MWE below. Only row 2 should NOT be sorted. DT.is is the data.table to use, and DT.want is what is needed.
library(data.table)
DT.is <- data.table(Col_A=c("V2", "V2", "V2", "V2"),
Col_B=c("V3", "V3", "V1", "V1"),
Col_C=c("V1", "V1", NA_character_, NA_character_),
Ref_A=list(c("RA", "RB"), "RB", "RA", "RA"),
Ref_B=list(c("RA", "RB"), c("RA", "RB"), "RA", "RA"),
Ref_C=list(c("RA", "RB"), "RA", NULL, NA_character_))
DT.want <- data.table(Col_A=c("V1", "V2", "V1", "V1"),
Col_B=c("V2", "V3", "V2", "V2"),
Col_C=c("V3", "V1", NA_character_, NA_character_),
Ref_A=list(c("RA", "RB"), "RB", "RA", "RA"),
Ref_B=list(c("RA", "RB"), c("RA", "RB"), "RA", "RA"),
Ref_C=list(c("RA", "RB"), "RA", NULL, NA_character_))

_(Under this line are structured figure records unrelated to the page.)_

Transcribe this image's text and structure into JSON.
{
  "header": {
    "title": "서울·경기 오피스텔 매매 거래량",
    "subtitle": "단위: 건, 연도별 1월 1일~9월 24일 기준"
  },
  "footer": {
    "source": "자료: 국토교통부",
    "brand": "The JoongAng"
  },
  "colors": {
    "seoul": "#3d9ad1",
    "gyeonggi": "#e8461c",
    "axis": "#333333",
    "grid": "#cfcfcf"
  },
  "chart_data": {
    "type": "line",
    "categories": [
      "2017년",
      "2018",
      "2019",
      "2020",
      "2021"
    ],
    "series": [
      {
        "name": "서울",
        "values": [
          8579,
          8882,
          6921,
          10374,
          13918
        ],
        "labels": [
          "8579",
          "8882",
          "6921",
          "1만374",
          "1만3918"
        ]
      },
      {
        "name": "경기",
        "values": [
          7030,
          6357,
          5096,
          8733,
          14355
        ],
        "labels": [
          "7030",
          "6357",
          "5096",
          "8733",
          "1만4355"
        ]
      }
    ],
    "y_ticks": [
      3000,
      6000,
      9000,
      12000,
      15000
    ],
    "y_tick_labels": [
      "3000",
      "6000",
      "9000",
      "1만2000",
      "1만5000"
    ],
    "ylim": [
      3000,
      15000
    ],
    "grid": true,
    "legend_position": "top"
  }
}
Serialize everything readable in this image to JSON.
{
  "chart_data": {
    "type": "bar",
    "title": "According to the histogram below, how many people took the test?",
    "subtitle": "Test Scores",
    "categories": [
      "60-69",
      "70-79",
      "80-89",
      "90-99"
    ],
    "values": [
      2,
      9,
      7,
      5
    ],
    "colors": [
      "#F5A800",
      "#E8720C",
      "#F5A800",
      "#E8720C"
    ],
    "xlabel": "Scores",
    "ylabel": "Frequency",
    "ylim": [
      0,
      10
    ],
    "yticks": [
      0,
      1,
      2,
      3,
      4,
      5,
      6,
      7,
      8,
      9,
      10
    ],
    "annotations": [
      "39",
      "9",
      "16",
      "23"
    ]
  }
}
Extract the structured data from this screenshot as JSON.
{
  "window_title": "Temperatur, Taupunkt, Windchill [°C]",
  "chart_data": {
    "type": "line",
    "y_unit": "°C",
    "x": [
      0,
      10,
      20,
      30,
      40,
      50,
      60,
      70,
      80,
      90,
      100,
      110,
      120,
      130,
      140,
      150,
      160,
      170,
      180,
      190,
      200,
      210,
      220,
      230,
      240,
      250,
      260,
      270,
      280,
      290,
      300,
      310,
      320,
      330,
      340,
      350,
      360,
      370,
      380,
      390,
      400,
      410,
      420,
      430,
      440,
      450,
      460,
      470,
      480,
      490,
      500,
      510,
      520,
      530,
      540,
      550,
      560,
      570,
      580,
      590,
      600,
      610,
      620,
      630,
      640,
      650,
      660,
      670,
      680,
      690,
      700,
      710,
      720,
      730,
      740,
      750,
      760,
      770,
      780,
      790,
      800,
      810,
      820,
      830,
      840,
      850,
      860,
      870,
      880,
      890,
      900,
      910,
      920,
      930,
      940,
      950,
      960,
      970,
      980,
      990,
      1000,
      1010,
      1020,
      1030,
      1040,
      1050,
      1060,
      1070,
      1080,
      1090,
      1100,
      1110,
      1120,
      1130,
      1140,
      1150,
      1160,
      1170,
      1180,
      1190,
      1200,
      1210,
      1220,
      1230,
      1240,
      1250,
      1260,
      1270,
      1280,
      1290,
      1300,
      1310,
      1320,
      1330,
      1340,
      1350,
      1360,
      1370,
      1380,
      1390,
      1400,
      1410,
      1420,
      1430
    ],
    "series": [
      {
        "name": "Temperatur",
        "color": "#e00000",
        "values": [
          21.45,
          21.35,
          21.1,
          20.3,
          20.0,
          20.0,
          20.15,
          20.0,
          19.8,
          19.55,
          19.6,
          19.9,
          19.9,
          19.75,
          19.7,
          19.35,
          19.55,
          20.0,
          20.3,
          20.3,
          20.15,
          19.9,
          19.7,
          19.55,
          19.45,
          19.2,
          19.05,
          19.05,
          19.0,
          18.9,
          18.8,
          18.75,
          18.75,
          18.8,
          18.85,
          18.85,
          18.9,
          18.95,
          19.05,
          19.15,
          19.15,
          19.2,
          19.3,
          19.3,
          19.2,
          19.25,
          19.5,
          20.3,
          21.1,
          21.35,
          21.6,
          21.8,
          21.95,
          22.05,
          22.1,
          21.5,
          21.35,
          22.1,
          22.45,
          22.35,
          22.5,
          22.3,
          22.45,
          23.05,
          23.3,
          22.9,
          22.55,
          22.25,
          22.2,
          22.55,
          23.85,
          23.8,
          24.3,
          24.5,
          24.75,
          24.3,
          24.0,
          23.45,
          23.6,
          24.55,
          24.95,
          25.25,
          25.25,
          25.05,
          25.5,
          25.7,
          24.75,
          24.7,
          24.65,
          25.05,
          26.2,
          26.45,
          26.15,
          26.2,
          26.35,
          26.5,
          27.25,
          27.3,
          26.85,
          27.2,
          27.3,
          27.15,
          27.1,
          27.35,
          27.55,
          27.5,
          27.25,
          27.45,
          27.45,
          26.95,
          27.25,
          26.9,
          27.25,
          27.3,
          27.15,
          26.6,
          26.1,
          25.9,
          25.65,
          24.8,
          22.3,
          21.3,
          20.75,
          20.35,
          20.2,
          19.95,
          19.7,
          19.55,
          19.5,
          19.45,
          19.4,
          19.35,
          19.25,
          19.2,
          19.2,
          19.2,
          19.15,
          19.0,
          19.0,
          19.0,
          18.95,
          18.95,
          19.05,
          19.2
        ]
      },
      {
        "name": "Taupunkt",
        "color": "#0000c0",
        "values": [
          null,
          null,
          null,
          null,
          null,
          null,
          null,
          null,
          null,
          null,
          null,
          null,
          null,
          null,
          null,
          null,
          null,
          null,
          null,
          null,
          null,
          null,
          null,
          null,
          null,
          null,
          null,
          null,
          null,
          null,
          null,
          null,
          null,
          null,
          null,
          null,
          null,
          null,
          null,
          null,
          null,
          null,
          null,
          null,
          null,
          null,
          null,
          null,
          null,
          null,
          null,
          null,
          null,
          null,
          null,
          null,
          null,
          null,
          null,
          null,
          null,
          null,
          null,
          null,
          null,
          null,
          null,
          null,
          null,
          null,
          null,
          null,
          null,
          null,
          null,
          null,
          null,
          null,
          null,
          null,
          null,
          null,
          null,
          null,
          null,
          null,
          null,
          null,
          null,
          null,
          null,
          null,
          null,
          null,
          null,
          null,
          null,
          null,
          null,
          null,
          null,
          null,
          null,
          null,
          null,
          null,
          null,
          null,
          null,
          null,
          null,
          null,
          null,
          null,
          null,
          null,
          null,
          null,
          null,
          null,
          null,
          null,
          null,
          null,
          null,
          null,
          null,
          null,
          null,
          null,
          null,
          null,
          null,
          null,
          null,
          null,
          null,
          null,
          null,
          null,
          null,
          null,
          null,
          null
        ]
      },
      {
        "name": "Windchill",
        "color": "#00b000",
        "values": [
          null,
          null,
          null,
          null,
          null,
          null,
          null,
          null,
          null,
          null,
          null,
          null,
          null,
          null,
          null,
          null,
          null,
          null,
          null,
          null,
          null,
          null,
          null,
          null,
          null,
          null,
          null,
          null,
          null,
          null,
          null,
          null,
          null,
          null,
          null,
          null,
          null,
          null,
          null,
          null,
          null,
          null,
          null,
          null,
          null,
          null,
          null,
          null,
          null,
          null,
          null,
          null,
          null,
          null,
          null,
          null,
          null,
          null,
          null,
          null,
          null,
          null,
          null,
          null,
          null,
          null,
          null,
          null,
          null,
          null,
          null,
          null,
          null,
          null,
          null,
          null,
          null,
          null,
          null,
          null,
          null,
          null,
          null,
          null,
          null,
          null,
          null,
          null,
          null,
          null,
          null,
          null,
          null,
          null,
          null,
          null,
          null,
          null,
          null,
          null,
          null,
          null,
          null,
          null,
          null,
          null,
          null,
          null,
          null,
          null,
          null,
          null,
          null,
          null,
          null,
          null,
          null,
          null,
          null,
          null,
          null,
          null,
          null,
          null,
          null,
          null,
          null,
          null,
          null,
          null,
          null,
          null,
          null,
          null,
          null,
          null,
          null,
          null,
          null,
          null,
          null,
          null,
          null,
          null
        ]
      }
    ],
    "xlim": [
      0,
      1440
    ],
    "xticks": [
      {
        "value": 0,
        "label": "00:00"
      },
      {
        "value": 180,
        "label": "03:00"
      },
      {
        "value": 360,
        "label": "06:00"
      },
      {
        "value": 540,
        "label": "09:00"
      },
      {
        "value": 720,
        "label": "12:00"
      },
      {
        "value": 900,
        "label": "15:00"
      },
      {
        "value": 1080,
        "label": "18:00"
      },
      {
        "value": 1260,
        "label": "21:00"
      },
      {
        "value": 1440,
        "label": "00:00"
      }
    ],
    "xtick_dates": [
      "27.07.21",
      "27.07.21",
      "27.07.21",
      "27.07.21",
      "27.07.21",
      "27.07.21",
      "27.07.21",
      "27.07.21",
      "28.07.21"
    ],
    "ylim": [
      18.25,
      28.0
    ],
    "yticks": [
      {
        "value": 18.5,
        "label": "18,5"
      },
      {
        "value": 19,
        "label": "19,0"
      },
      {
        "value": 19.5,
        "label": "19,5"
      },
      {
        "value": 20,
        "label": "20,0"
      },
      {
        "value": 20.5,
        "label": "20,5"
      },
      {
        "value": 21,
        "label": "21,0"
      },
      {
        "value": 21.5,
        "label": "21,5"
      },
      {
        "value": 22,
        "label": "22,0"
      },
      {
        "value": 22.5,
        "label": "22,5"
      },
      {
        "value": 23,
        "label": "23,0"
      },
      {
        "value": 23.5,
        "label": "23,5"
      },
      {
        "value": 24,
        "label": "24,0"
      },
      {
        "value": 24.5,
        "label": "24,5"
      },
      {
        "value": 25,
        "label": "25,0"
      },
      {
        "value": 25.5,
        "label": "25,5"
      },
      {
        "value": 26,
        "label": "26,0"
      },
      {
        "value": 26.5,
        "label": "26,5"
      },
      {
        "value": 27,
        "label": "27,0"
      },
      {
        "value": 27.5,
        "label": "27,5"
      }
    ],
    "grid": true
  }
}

The original data.table has many rows.
Upvotes: 1
Views: 75
Reputation: 47300
It's been quite a ride :) :
I have no idea how to do it with data.table
so here's a tidyverse
solution :
library(tidyverse)
DT.is %>%
rownames_to_column %>%
gather(key,value,-1) %>%
separate(key,c("type","V")) %>%
spread(type,value) %>%
mutate(Ref2=as.character(Ref),
Col = unlist(Col)) %>%
group_by(rowname,Ref2) %>%
mutate(Col = sort(Col,na.last=TRUE)) %>%
ungroup %>%
select(-Ref2) %>%
gather(type,value,Col,Ref) %>%
unite(key,type,V) %>%
spread(key,value) %>%
as.data.table
# rowname Col_A Col_B Col_C Ref_A Ref_B Ref_C
# 1: 1 V1 V2 V3 RA,RB RA,RB RA,RB
# 2: 2 V2 V3 V1 RB RA,RB RA
# 3: 3 V1 V2 NA RA RA NULL
# 4: 4 V1 V2 NA RA RA NA
I'm first converting to long format because this way i'll be able to group by your Ref
values. Then I sort by initial row id and Ref
value (converted to character temporarily as one can't group by list) and then I climb all the way abck to initial format.
Upvotes: 1